Last week, I looked at flat file compression formats and noted that when you I tarred a file, I lost the top row.  Today, I’m going to have a short test in which I try to tar several files and see what happens.

The Setup

I have four copies of my Second Basemen data set, each saved as a CSV.  Each copy has 777 records in it.  I have put them all into one tar archive and uploaded into HDFS as /tmp/tartest/SecondBasemen.tar.  I then created an external table like so:

CREATE EXTERNAL FILE FORMAT [CompressionTestFormat] WITH
(
    FORMAT_TYPE = DELIMITEDTEXT,
    FORMAT_OPTIONS
    (
        FIELD_TERMINATOR = N',',
        USE_TYPE_DEFAULT = TRUE
    ),
    DATA_COMPRESSION = 'org.apache.hadoop.io.compress.DefaultCodec'
);
GO
CREATE EXTERNAL TABLE [dbo].[SecondBasemenTar]
(
    [FirstName] [varchar](50) NULL,
    [LastName] [varchar](50) NULL,
    [Age] [int] NULL,
    [Throws] [varchar](5) NULL,
    [Bats] [varchar](5) NULL
)
WITH
(
    DATA_SOURCE = [HDP2],
    LOCATION = N'/tmp/tartest/SecondBasemen.csv',
    FILE_FORMAT = [CompressionTestFormat],
    REJECT_TYPE = VALUE,
    REJECT_VALUE = 5
);
GO
SELECT *
FROM dbo.SecondBasemenTar sb;
GO
SELECT *
FROM dbo.SecondBasemenTar sb
OPTION (FORCE EXTERNALPUSHDOWN);

Results

The select statement returned 3104 records, exactly 4 shy of the 3108 I would have expected (777 * 4 = 3108).  In each case, the missing row was the first, meaning when I search for LastName = ‘Turgeon’ (the first player in my data set), I get zero rows.  When I search for another second basemen in the set, I get back four rows, exactly as I would have expected.

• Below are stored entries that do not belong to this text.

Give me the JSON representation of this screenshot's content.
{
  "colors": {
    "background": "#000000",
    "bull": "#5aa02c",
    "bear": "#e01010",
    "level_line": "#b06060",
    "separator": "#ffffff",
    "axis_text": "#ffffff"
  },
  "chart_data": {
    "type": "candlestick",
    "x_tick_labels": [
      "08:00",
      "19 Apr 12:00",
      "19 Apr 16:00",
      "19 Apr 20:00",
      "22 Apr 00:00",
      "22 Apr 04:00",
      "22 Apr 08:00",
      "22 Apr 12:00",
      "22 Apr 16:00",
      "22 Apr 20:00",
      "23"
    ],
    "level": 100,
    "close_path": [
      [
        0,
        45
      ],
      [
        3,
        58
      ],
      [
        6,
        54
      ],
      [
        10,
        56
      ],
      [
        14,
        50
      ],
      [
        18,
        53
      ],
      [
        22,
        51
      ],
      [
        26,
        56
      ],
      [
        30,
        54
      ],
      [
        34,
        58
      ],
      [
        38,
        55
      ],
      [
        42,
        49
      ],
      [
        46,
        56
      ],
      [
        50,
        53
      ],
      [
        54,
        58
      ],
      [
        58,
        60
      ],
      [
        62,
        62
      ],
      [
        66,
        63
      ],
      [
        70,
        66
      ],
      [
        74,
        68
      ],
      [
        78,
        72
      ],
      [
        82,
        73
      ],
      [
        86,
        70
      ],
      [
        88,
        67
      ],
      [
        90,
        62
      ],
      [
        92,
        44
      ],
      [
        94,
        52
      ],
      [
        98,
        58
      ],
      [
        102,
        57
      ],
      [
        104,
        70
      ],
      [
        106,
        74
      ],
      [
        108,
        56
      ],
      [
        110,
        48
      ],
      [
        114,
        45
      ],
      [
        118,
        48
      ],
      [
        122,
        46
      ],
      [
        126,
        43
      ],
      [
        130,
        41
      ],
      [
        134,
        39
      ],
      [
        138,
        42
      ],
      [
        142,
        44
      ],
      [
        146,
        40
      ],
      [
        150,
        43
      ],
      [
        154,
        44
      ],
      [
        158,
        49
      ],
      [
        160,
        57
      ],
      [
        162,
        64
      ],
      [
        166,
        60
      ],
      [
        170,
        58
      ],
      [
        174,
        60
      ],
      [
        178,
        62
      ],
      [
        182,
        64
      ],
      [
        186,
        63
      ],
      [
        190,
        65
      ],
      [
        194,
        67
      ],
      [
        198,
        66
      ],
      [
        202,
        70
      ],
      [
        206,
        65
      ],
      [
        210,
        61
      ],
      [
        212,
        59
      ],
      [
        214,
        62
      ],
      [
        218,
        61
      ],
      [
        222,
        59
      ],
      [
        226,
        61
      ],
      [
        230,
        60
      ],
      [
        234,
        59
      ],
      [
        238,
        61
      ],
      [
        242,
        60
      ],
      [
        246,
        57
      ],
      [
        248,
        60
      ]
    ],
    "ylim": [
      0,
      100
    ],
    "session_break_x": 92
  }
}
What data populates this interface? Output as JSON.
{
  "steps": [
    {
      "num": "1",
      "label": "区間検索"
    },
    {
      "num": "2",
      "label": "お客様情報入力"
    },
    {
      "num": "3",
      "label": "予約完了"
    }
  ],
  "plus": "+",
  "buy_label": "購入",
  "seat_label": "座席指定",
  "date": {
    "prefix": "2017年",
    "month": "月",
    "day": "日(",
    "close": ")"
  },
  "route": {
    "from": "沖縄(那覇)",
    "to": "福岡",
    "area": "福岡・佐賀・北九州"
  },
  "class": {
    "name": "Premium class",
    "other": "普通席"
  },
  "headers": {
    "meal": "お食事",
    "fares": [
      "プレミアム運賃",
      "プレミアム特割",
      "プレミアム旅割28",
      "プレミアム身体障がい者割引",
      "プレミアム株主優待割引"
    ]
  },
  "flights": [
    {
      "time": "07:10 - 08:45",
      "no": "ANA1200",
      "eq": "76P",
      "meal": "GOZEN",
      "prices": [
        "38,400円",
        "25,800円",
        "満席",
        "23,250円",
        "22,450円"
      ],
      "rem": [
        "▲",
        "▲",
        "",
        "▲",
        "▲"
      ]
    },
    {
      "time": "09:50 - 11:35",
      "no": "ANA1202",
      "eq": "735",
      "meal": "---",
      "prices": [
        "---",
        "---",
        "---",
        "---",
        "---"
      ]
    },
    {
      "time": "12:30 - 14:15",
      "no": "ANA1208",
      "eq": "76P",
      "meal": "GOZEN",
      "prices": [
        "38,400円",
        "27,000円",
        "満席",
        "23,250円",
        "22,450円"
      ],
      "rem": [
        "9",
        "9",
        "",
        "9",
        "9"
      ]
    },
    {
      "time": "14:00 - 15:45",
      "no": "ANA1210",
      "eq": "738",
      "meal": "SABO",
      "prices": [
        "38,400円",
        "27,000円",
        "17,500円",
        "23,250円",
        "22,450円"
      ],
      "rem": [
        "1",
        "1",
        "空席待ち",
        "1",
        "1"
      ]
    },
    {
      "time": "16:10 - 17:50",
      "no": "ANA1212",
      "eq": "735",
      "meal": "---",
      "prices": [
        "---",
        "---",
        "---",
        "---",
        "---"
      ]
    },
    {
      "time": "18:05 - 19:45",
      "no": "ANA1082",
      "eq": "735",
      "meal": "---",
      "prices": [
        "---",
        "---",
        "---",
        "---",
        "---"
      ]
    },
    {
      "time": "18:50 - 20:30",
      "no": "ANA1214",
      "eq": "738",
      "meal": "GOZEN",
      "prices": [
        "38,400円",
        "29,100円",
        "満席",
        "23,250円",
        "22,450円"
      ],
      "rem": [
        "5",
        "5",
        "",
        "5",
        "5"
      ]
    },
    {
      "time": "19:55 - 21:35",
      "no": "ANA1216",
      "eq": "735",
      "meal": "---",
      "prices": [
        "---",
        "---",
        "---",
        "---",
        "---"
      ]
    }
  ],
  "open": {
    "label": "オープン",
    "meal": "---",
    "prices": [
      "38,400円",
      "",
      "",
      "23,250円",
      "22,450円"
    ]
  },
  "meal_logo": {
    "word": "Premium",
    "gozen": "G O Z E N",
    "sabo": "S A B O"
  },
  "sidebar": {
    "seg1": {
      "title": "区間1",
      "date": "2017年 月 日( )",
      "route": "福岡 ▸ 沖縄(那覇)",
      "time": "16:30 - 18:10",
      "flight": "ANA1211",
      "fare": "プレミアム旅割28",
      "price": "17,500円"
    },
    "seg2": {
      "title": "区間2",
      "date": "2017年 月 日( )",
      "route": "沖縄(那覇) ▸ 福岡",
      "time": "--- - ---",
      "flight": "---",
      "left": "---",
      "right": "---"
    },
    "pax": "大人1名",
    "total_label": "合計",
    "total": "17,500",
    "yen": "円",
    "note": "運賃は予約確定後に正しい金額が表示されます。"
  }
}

What’s really interesting is the result I get back from Wireshark when I run a query without pushdown:  it does actually return the row for Casey Turgeon.

caseyturgeon

When I run a predicate pushdown operation (forcing external pushdown), I get the same zero rows, but what comes back over the wire is a PPAX file, whose format I haven’t yet figured out how to decode (and the Polybase team probably wants that to remain the case!).

ppax

Conclusions

If you want to tar together delimited flat files, I recommend adding a header row.  There is a bit of irony here in that normally, you can’t skip header rows in Polybase.  If you’re feeling really cheeky, you might have gotten your workaround…